« Projet Green Blood » : enquête sur les scandales de l’industrie minière

Début mars, France 5 diffusait la série documentaire « Projet Green Blood », le fruit de la collaboration de 40 journalistes internationaux. Leur objectif : continuer les enquêtes de confrères menacés, emprisonnés ou assassinés. Pendant huit mois, ils ont poursuivi ces investigations, afin de révéler le coût environnemental et humain de l’industrie minière.

Le premier épisode de « Projet Green Blood » s’ouvre sur une réunion du collectif Forbidden stories, un consortium de journalistes provenant d’une trentaine de médias internationaux. Laurent Richard, fondateur de Forbidden Stories, expose le projet Green Blood, qui part du constat suivant : ces 5 à 10 dernières années, de nombreux journalistes ont été tués car ils travaillaient sur des scandales environnementaux.

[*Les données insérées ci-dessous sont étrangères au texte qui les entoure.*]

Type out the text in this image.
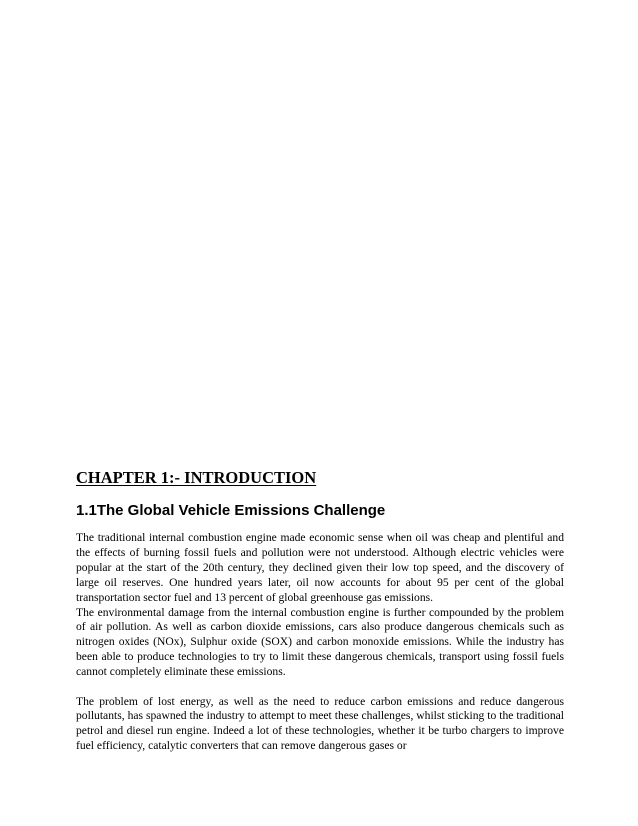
CHAPTER 1:- INTRODUCTION
1.1The Global Vehicle Emissions Challenge

The traditional internal combustion engine made economic sense when oil was cheap and plentiful and the effects of burning fossil fuels and pollution were not understood. Although electric vehicles were popular at the start of the 20th century, they declined given their low top speed, and the discovery of large oil reserves. One hundred years later, oil now accounts for about 95 per cent of the global transportation sector fuel and 13 percent of global greenhouse gas emissions.

The environmental damage from the internal combustion engine is further compounded by the problem of air pollution. As well as carbon dioxide emissions, cars also produce dangerous chemicals such as nitrogen oxides (NOx), Sulphur oxide (SOX) and carbon monoxide emissions. While the industry has been able to produce technologies to try to limit these dangerous chemicals, transport using fossil fuels cannot completely eliminate these emissions.

The problem of lost energy, as well as the need to reduce carbon emissions and reduce dangerous pollutants, has spawned the industry to attempt to meet these challenges, whilst sticking to the traditional petrol and diesel run engine. Indeed a lot of these technologies, whether it be turbo chargers to improve fuel efficiency, catalytic converters that can remove dangerous gases or
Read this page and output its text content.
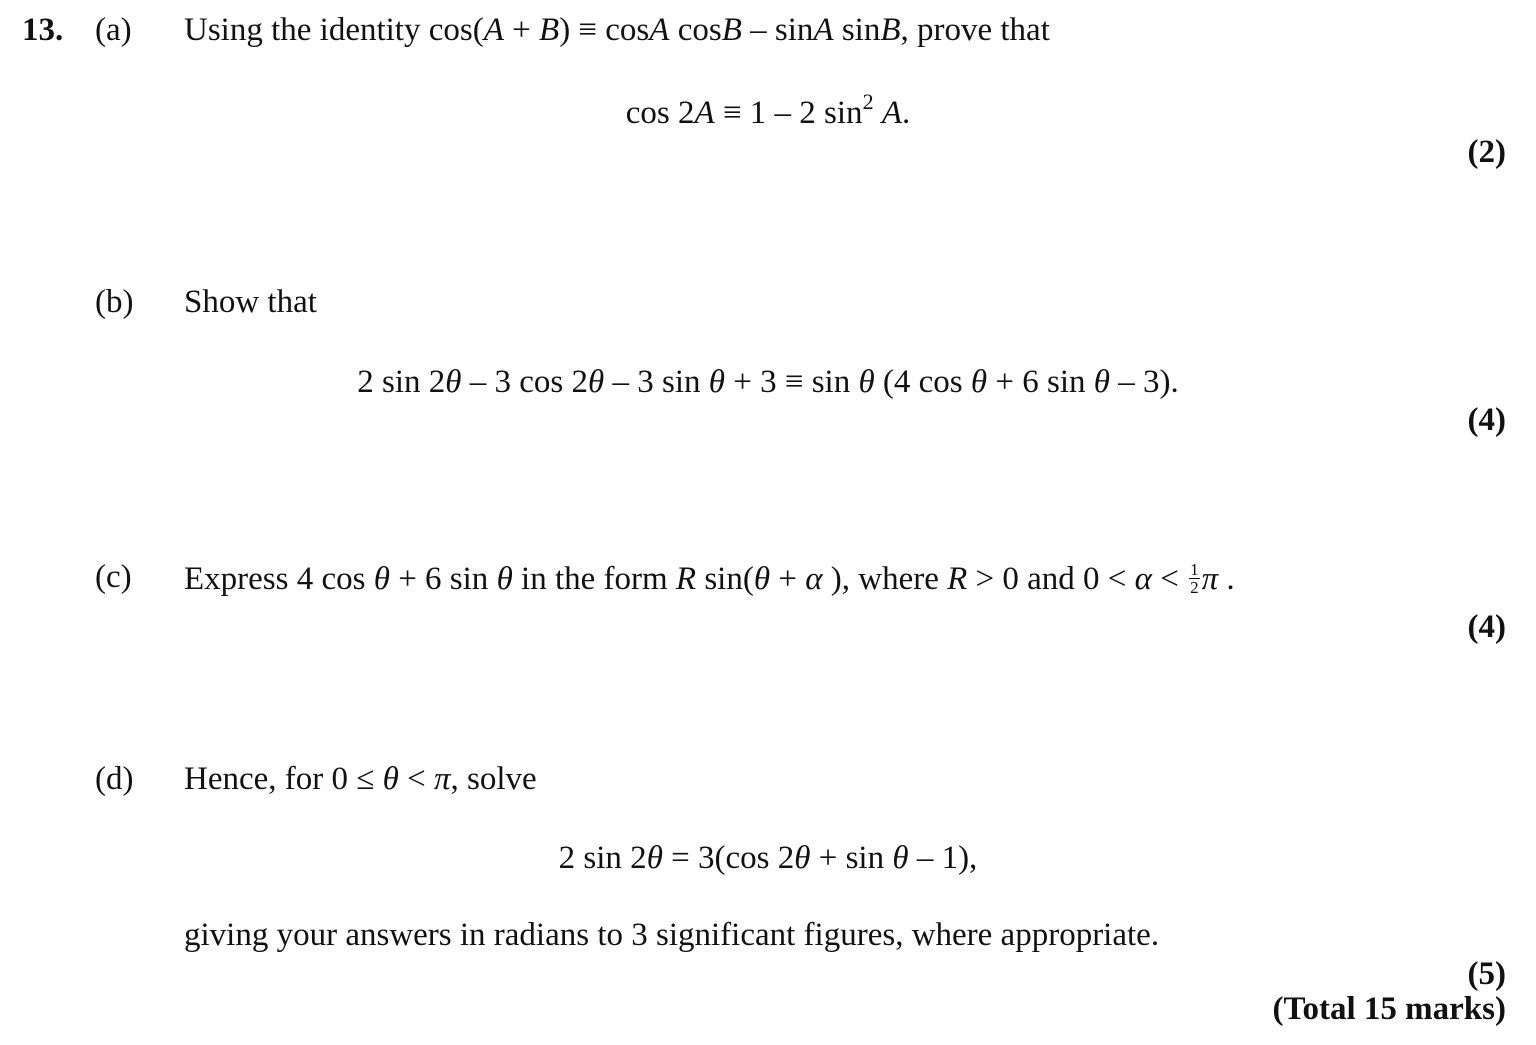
13. (a) Using the identity cos(A + B) ≡ cosA cosB – sinA sinB, prove that
cos 2A ≡ 1 – 2 $\sin^2 A$.
(2)
(b) Show that
2 sin 2θ – 3 cos 2θ – 3 sin θ + 3 ≡ sin θ (4 cos θ + 6 sin θ – 3).
(4)
(c) Express 4 cos θ + 6 sin θ in the form R sin(θ + α ), where R > 0 and $0 < \alpha < \frac{1}{2}$ π .
(4)
(d) Hence, for 0 ≤ θ < π, solve
2 sin 2θ = 3(cos 2θ + sin θ – 1),
giving your answers in radians to 3 significant figures, where appropriate.
(5)
(Total 15 marks)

Les journalistes de Forbidden Stories se sont alors concentrés sur 3 affaires : l’extraction illégale de sable en Inde, la mine de nickel d’El Estor au Guatemala, et la mine d’or de Nord-Mara en Tanzanie.

Photo : Forbidden Films et French Kiss Pictures
Une industrie aux lourdes conséquences environnementales et humaines

L’industrie minière est l’une des plus polluantes au monde, et ses méthodes restent en grande partie opaques. Le projet Green Blood s’est donc donné comme objectif de révéler au grand public l’impact des entreprises minières sur l’environnement et les populations locales.

En Inde, les journalistes ont enquêté sur l’extraction illégale de sable dans les États de l’Uttar Pradesh et du Tamil Nadu. Des carrières ont été ouvertes illégalement par des entreprises privées, exploitant à l’excès le sable, ce qui dérègle tout l’écosystème local. Plus que de simples entreprises, les sociétés d’extraction sont appelées les « mafias du sable ». Elles entretiennent un large réseau de corruption pour s’assurer du soutien de la police et des administrations locales.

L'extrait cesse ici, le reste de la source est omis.